Apply the secret and attach the secret to the service account.
kubectl apply -f s3_secret.yaml
The transformation image implements the preprocess handler to process the minio notification event to download the image from minio
and transform image bytes to tensors. The postprocess handler processes the prediction and upload the image to the classified minio
bucket digit-[0-9]
.
docker build -t $USER/mnist-transformer:latest -f ./transformer.Dockerfile . --rm
docker push $USER/mnist-transformer:latest
Specify the built image on Transformer
spec and apply the inference service CRD.
kubectl apply -f mnist_kafka.yaml
This creates transformer and predictor pods, the request goes to transformer first where it invokes the preprocess handler, transformer then calls out to predictor to get the prediction response which in turn invokes the postprocess handler.

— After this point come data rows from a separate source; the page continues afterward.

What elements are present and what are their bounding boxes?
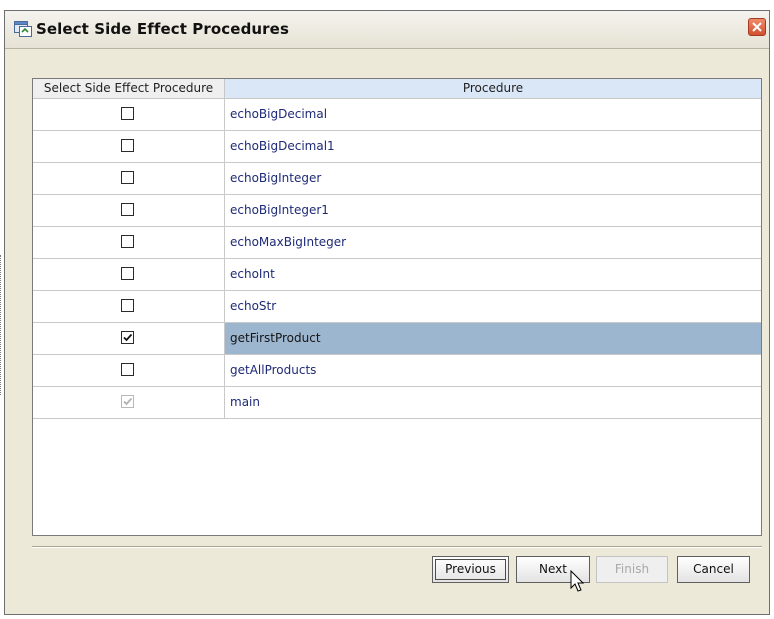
table-row[interactable]: echoBigInteger1 <box>33 195 761 227</box>
procedure-cell[interactable]: echoMaxBigInteger <box>225 227 761 258</box>
close-icon <box>752 22 762 32</box>
select-cell <box>33 259 225 290</box>
side-effect-checkbox[interactable] <box>121 107 134 120</box>
checkmark-icon <box>123 397 133 406</box>
cancel-button[interactable]: Cancel <box>677 556 750 583</box>
procedure-cell[interactable]: getFirstProduct <box>225 323 761 354</box>
table-row[interactable]: getFirstProduct <box>33 323 761 355</box>
procedure-name: main <box>230 395 260 409</box>
table-body: echoBigDecimal echoBigDecimal1 echoBigInte… <box>33 99 761 419</box>
procedure-cell[interactable]: echoBigDecimal1 <box>225 131 761 162</box>
mouse-cursor-icon <box>570 570 585 592</box>
table-row[interactable]: echoInt <box>33 259 761 291</box>
select-cell <box>33 387 225 418</box>
table-row[interactable]: echoBigDecimal <box>33 99 761 131</box>
procedure-name: getAllProducts <box>230 363 317 377</box>
select-cell <box>33 355 225 386</box>
previous-button[interactable]: Previous <box>432 556 509 583</box>
checkmark-icon <box>123 333 133 342</box>
side-effect-checkbox[interactable] <box>121 331 134 344</box>
procedure-window-icon <box>14 21 32 37</box>
procedure-name: echoMaxBigInteger <box>230 235 347 249</box>
side-effect-checkbox[interactable] <box>121 203 134 216</box>
select-cell <box>33 195 225 226</box>
select-cell <box>33 323 225 354</box>
side-effect-checkbox <box>121 395 134 408</box>
procedure-name: echoBigInteger1 <box>230 203 329 217</box>
procedure-cell[interactable]: echoBigDecimal <box>225 99 761 130</box>
table-row[interactable]: main <box>33 387 761 419</box>
procedure-cell[interactable]: echoInt <box>225 259 761 290</box>
finish-button[interactable]: Finish <box>596 556 668 583</box>
side-effect-checkbox[interactable] <box>121 363 134 376</box>
procedure-cell[interactable]: echoStr <box>225 291 761 322</box>
procedure-name: echoStr <box>230 299 277 313</box>
procedure-cell[interactable]: main <box>225 387 761 418</box>
table-row[interactable]: echoBigDecimal1 <box>33 131 761 163</box>
table-row[interactable]: echoBigInteger <box>33 163 761 195</box>
title-bar[interactable]: Select Side Effect Procedures <box>5 11 769 49</box>
select-cell <box>33 131 225 162</box>
table-row[interactable]: echoStr <box>33 291 761 323</box>
procedure-name: echoBigDecimal1 <box>230 139 335 153</box>
procedure-cell[interactable]: getAllProducts <box>225 355 761 386</box>
procedure-cell[interactable]: echoBigInteger <box>225 163 761 194</box>
procedure-name: echoBigInteger <box>230 171 322 185</box>
select-cell <box>33 227 225 258</box>
select-cell <box>33 163 225 194</box>
table-header: Select Side Effect Procedure Procedure <box>33 79 761 99</box>
select-cell <box>33 99 225 130</box>
procedures-table: Select Side Effect Procedure Procedure e… <box>32 78 762 536</box>
dialog-window: Select Side Effect Procedures Select Sid… <box>4 10 770 615</box>
column-header-procedure[interactable]: Procedure <box>225 79 761 99</box>
side-effect-checkbox[interactable] <box>121 267 134 280</box>
table-row[interactable]: getAllProducts <box>33 355 761 387</box>
column-header-select[interactable]: Select Side Effect Procedure <box>33 79 225 99</box>
background-dotted-line <box>0 255 3 395</box>
procedure-name: echoBigDecimal <box>230 107 328 121</box>
dialog-title: Select Side Effect Procedures <box>36 20 289 38</box>
side-effect-checkbox[interactable] <box>121 299 134 312</box>
procedure-cell[interactable]: echoBigInteger1 <box>225 195 761 226</box>
side-effect-checkbox[interactable] <box>121 139 134 152</box>
side-effect-checkbox[interactable] <box>121 235 134 248</box>
table-row[interactable]: echoMaxBigInteger <box>33 227 761 259</box>
button-separator <box>32 546 762 548</box>
select-cell <box>33 291 225 322</box>
procedure-name: echoInt <box>230 267 275 281</box>
side-effect-checkbox[interactable] <box>121 171 134 184</box>
close-button[interactable] <box>748 18 766 36</box>
procedure-name: getFirstProduct <box>230 331 321 345</box>
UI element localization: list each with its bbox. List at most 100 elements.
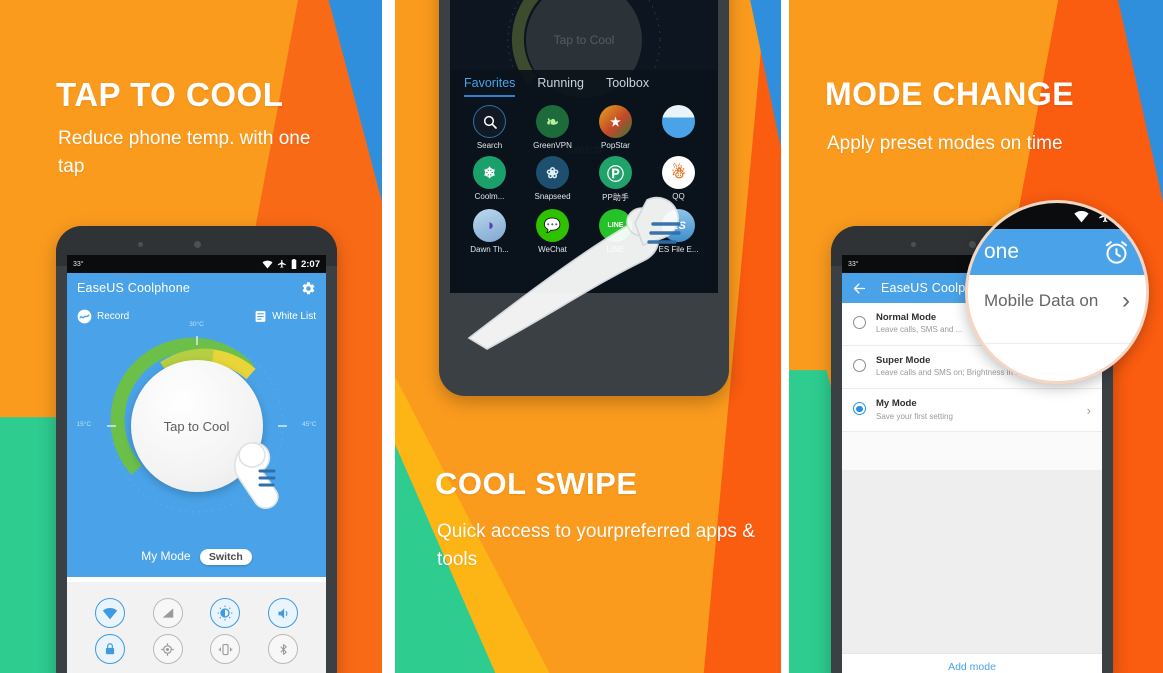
vibrate-toggle[interactable] xyxy=(210,634,241,664)
app-item[interactable]: ★ PopStar xyxy=(584,105,647,150)
screen-lock-toggle[interactable] xyxy=(94,634,125,664)
mode-row: My Mode Switch xyxy=(67,549,326,565)
app-item[interactable]: LINE LINE xyxy=(584,209,647,254)
record-label: Record xyxy=(97,311,130,322)
magnified-setting-row[interactable]: Mobile Data on › xyxy=(968,275,1146,327)
panel-seam-2 xyxy=(781,0,789,673)
brightness-icon xyxy=(218,605,233,621)
magnifier-loupe: one Mobile Data on › xyxy=(965,200,1149,384)
status-icons: 2:07 xyxy=(262,259,320,270)
record-action[interactable]: Record xyxy=(77,309,129,324)
app-label: GreenVPN xyxy=(533,141,572,150)
panel-seam-1 xyxy=(382,0,395,673)
app-item[interactable]: Search xyxy=(458,105,521,150)
my-mode-label: My Mode xyxy=(141,549,191,563)
temperature-dial[interactable]: Tap to Cool 30°C 15°C 45°C xyxy=(77,321,317,522)
wifi-icon xyxy=(1074,210,1089,222)
wifi-toggle[interactable] xyxy=(94,598,125,628)
app-label: QQ xyxy=(672,192,685,201)
mode-radio-selected[interactable] xyxy=(853,402,866,416)
location-toggle[interactable] xyxy=(152,634,183,664)
proximity-sensor-icon xyxy=(138,242,143,247)
brightness-toggle[interactable] xyxy=(210,598,241,628)
coolmaster-icon: ❄ xyxy=(473,156,506,189)
toggle-row-1 xyxy=(81,598,312,628)
app-item[interactable]: ☃ QQ xyxy=(647,156,710,203)
mode-radio[interactable] xyxy=(853,316,866,329)
chevron-right-icon[interactable]: › xyxy=(1087,404,1091,417)
status-time: 2:07 xyxy=(300,258,320,270)
phone-screen-2: Record White List T xyxy=(450,0,718,293)
app-item[interactable]: ❧ GreenVPN xyxy=(521,105,584,150)
status-temperature: 33° xyxy=(73,260,84,268)
cool-swipe-overlay: Favorites Running Toolbox Search ❧ Green… xyxy=(450,70,718,293)
tab-toolbox[interactable]: Toolbox xyxy=(606,76,649,97)
mobile-signal-toggle[interactable] xyxy=(152,598,183,628)
toggle-panel xyxy=(67,582,326,673)
bluetooth-toggle[interactable] xyxy=(268,634,299,664)
airplane-icon xyxy=(277,259,286,268)
pp-assistant-icon: Ⓟ xyxy=(599,156,632,189)
status-bar: 33° 2:07 xyxy=(67,255,326,273)
tab-favorites[interactable]: Favorites xyxy=(464,76,516,97)
favorites-app-grid: Search ❧ GreenVPN ★ PopStar ❄ Coolm... ❀… xyxy=(450,97,718,260)
volume-toggle[interactable] xyxy=(268,598,299,628)
mode-title: My Mode xyxy=(876,398,917,410)
magnified-blank-area xyxy=(968,343,1146,381)
app-label: Coolm... xyxy=(474,192,505,201)
chevron-right-icon[interactable]: › xyxy=(1122,287,1130,315)
mode-row-my[interactable]: My Mode Save your first setting › xyxy=(842,389,1102,433)
location-icon xyxy=(161,642,174,656)
add-mode-button[interactable]: Add mode xyxy=(842,653,1102,673)
app-item[interactable]: ❄ Coolm... xyxy=(458,156,521,203)
status-temperature: 33° xyxy=(848,260,859,268)
snapseed-icon: ❀ xyxy=(536,156,569,189)
white-list-action[interactable]: White List xyxy=(254,310,316,323)
app-label: Dawn Th... xyxy=(470,245,509,254)
alarm-clock-icon[interactable] xyxy=(1103,239,1130,266)
wifi-icon xyxy=(262,260,273,269)
wechat-icon: 💬 xyxy=(536,209,569,242)
tab-running[interactable]: Running xyxy=(537,76,584,97)
app-label: PP助手 xyxy=(602,193,629,202)
app-label: LINE xyxy=(606,245,625,254)
app-label: ES File E... xyxy=(658,245,699,254)
panel-1-subline: Reduce phone temp. with one tap xyxy=(58,128,311,177)
vibrate-icon xyxy=(218,643,233,655)
qq-icon: ☃ xyxy=(662,156,695,189)
line-icon: LINE xyxy=(599,209,632,242)
dial-center-button[interactable]: Tap to Cool xyxy=(130,360,263,492)
gear-icon[interactable] xyxy=(301,281,316,296)
app-item[interactable] xyxy=(647,105,710,150)
search-icon xyxy=(473,105,506,138)
screenshot-stage: TAP TO COOL Reduce phone temp. with one … xyxy=(0,0,1163,673)
back-arrow-icon[interactable] xyxy=(852,281,867,296)
app-item[interactable]: Ⓟ PP助手 xyxy=(584,156,647,203)
mode-radio[interactable] xyxy=(853,359,866,373)
app-item[interactable]: ES ES File E... xyxy=(647,209,710,254)
dial-label-left: 15°C xyxy=(76,421,92,428)
app-item[interactable]: ❀ Snapseed xyxy=(521,156,584,203)
app-label: Search xyxy=(476,141,503,150)
app-item[interactable]: ◑ Dawn Th... xyxy=(458,209,521,254)
panel-3-subline: Apply preset modes on time xyxy=(827,133,1063,154)
mode-description: Save your first setting xyxy=(876,411,953,421)
bluetooth-icon xyxy=(280,643,287,655)
switch-button[interactable]: Switch xyxy=(199,549,252,565)
panel-mode-change: MODE CHANGE Apply preset modes on time 3… xyxy=(789,0,1163,673)
front-camera-icon xyxy=(969,241,976,248)
app-item[interactable]: 💬 WeChat xyxy=(521,209,584,254)
proximity-sensor-icon xyxy=(911,242,916,247)
panel-3-headline: MODE CHANGE xyxy=(825,76,1075,112)
toggle-row-2 xyxy=(81,634,312,664)
panel-2-subline: Quick access to yourpreferred apps & too… xyxy=(437,521,755,570)
volume-icon xyxy=(278,608,288,618)
mode-text: My Mode Save your first setting xyxy=(876,398,1077,422)
dial-label-top: 30°C xyxy=(189,321,204,328)
empty-list-area xyxy=(842,470,1102,653)
wifi-icon xyxy=(102,607,118,619)
lock-icon xyxy=(105,643,114,655)
white-list-label: White List xyxy=(272,311,316,322)
popstar-icon: ★ xyxy=(599,105,632,138)
dawn-theme-icon: ◑ xyxy=(473,209,506,242)
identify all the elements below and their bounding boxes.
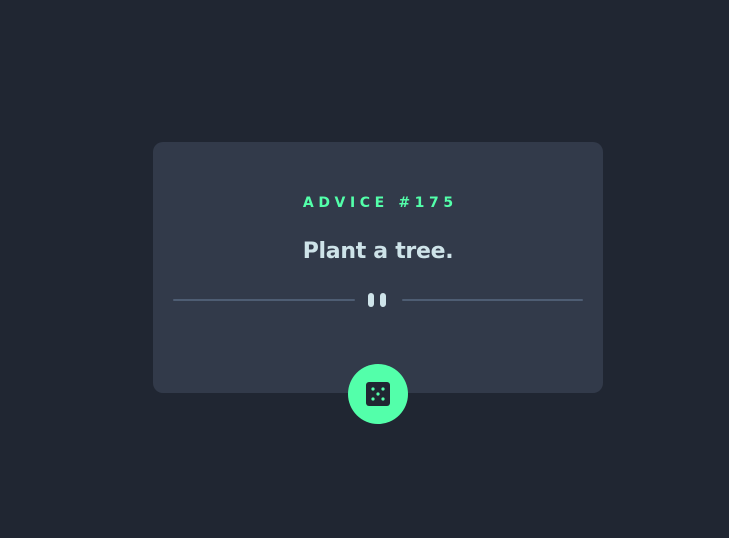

kubectl get pods -l serving.kubeflow.org/inferenceservice=mnist
mnist-predictor-default-9t5ms-deployment-74f5cd7767-khthf 2/2 Running 0 10s
mnist-transformer-default-jmf98-deployment-8585cbc748-ftfhd 2/2 Running 0 14m
Apply kafka event source which creates the kafka consumer pod to pull the events from kafka and deliver to inference service.
kubectl apply -f kafka-source.yaml
This creates the kafka source pod which consumers the events from mnist
topic
kafkasource-kafka-source-3d809fe2-1267-11ea-99d0-42010af00zbn5h 1/1 Running 0 8h
The last step is to upload the image images/0.png
, image then should be moved to the classified bucket based on the prediction response!